Flavonoid content in tomatoes seems to be related to available N (3, 11). Plants with limited N accumulate more flavonoids than those that are well-supplied. If differences in flavonoid content reflect fundamental differences in the behavior of soil N between conventional and organic systems, then the N available to tomatoes late in the season may have declined in organic plots in recent years in response to the cumulative effects of a decrease in compost application rates.
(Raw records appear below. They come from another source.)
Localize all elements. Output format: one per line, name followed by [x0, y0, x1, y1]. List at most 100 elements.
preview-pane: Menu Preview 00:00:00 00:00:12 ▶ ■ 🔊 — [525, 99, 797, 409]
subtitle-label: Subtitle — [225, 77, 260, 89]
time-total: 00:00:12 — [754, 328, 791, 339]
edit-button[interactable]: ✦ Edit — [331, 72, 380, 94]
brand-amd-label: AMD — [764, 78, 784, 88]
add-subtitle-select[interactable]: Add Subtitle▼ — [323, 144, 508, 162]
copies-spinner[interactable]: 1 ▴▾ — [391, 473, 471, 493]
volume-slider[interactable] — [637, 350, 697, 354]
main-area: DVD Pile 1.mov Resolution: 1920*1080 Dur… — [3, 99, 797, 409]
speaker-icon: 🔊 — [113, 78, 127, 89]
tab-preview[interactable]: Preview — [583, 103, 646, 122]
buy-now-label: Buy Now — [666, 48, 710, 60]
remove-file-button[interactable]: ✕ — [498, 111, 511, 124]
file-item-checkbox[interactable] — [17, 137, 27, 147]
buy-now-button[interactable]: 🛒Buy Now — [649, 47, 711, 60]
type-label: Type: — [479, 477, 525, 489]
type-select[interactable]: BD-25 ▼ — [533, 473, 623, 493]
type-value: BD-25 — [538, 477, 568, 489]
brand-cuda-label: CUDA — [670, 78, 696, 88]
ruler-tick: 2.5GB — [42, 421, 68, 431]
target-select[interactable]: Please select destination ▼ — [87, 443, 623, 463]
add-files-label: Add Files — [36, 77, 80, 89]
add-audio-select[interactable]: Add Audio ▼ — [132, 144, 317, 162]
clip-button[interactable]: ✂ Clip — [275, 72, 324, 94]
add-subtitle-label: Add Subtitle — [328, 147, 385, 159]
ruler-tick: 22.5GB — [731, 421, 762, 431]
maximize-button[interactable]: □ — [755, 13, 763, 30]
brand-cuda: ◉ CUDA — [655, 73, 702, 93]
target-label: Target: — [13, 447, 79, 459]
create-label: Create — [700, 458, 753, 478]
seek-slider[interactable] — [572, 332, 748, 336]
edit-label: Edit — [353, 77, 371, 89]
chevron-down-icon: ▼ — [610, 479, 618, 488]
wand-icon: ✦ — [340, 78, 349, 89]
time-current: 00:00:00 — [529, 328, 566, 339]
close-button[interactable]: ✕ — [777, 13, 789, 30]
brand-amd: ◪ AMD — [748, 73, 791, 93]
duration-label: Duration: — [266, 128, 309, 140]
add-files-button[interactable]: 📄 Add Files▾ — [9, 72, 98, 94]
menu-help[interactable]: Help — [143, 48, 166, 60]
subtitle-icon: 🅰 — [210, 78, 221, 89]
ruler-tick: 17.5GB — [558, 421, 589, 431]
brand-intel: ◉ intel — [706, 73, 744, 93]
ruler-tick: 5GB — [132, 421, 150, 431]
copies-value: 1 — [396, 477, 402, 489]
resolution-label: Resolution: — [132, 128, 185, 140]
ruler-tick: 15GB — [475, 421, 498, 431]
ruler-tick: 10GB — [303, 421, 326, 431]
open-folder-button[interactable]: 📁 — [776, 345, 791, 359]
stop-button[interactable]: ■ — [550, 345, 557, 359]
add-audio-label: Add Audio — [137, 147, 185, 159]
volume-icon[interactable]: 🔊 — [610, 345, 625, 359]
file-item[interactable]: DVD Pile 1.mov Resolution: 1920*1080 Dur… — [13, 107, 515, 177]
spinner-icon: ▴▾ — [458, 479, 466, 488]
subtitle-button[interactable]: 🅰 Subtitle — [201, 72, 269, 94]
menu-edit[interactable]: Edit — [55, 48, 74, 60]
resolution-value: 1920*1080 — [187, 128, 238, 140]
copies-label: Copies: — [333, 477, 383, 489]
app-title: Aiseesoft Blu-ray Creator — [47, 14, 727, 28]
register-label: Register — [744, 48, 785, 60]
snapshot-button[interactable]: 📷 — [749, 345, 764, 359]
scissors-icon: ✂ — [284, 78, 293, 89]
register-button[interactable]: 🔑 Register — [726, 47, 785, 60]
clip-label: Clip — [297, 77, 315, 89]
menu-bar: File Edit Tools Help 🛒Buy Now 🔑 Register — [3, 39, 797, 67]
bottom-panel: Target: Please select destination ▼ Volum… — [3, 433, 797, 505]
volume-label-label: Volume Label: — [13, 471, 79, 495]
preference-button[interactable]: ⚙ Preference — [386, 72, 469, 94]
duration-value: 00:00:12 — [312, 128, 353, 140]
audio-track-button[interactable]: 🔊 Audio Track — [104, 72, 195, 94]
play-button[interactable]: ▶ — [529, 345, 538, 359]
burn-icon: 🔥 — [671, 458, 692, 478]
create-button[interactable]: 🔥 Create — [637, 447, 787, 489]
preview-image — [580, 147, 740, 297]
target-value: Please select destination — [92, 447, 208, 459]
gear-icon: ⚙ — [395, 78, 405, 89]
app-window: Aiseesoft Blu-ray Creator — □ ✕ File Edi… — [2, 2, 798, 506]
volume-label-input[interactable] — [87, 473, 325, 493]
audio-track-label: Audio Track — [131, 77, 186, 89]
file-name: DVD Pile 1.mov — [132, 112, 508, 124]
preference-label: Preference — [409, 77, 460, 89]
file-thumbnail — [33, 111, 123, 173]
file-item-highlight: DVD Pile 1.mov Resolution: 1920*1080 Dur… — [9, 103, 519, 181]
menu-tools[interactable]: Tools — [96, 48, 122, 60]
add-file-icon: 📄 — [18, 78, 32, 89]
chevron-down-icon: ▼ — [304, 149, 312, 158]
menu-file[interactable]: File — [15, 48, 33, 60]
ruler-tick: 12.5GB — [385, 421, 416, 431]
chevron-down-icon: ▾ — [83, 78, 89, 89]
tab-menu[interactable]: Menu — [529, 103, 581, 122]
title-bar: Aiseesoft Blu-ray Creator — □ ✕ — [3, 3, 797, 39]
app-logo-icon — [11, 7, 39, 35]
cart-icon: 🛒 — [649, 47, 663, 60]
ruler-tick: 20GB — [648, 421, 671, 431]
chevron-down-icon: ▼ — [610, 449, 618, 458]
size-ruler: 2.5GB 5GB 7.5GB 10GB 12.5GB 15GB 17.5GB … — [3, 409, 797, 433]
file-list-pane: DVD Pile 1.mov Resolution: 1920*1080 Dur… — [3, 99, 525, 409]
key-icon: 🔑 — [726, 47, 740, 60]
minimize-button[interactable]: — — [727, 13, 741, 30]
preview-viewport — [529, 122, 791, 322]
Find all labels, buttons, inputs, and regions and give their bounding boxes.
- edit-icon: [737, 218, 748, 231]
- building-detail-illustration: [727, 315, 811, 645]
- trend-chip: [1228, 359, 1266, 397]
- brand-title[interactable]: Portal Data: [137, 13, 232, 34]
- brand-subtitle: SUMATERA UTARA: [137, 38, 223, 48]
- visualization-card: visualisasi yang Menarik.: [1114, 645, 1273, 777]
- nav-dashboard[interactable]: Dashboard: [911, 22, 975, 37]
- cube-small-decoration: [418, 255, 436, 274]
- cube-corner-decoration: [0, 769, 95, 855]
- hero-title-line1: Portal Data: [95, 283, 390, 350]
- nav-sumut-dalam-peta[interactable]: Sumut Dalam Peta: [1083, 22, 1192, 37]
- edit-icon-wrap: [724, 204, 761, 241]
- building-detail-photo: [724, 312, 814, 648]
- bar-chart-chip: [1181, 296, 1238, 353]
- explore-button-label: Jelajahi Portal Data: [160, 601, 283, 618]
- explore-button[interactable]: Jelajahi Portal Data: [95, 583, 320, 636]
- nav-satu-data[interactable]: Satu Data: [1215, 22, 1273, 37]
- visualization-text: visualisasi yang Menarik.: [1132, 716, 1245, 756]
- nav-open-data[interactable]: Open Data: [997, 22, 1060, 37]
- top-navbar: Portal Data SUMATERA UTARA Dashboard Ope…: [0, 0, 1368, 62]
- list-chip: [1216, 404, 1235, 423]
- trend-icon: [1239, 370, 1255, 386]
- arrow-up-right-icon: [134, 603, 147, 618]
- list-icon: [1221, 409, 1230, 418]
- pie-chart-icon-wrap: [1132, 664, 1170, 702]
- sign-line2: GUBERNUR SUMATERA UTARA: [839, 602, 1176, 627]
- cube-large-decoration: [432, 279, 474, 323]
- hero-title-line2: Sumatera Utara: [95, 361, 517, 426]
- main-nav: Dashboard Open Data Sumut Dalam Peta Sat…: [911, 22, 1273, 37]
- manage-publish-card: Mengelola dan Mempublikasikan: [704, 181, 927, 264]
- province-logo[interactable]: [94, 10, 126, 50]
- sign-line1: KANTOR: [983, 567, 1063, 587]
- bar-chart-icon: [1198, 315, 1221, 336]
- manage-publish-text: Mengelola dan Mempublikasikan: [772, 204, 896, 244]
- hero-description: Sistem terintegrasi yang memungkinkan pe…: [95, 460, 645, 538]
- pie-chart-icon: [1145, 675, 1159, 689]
The LTRAS project, a carefully managed long-term research project focusing on cropping systems, is a useful basis for detecting and determining the magnitude of differences in tomato quality. The differences detected appear to be correlated with differences in soil fertility management associated with conventional and organic farming systems. These comparisons are free of confounding factors such as soil type differences, differing and variable crop management histories, uneven amounts of time that systems have been managed organically or convetionally, differing levels of farm management skill among farmers, cultivar differences, irrigation, harvesting, sample handling, and other factors that affect the usefulness of most previous comparisons of fruit quality between conventional and organic farming systems. Instead, differences can be attributed primarily to contrasting soil fertility management practices between the conventional and organic systems. The two systems produced tomatoes with differing flavonoid contents within individual years, and these differences increased with time. We suggest that it is the behavior and quantity of N in the organic and conventional systems that most strongly influence these differences (11, 30, 33). If so, then overfertilization (conventional or organic) might reduce health benefits from tomatoes.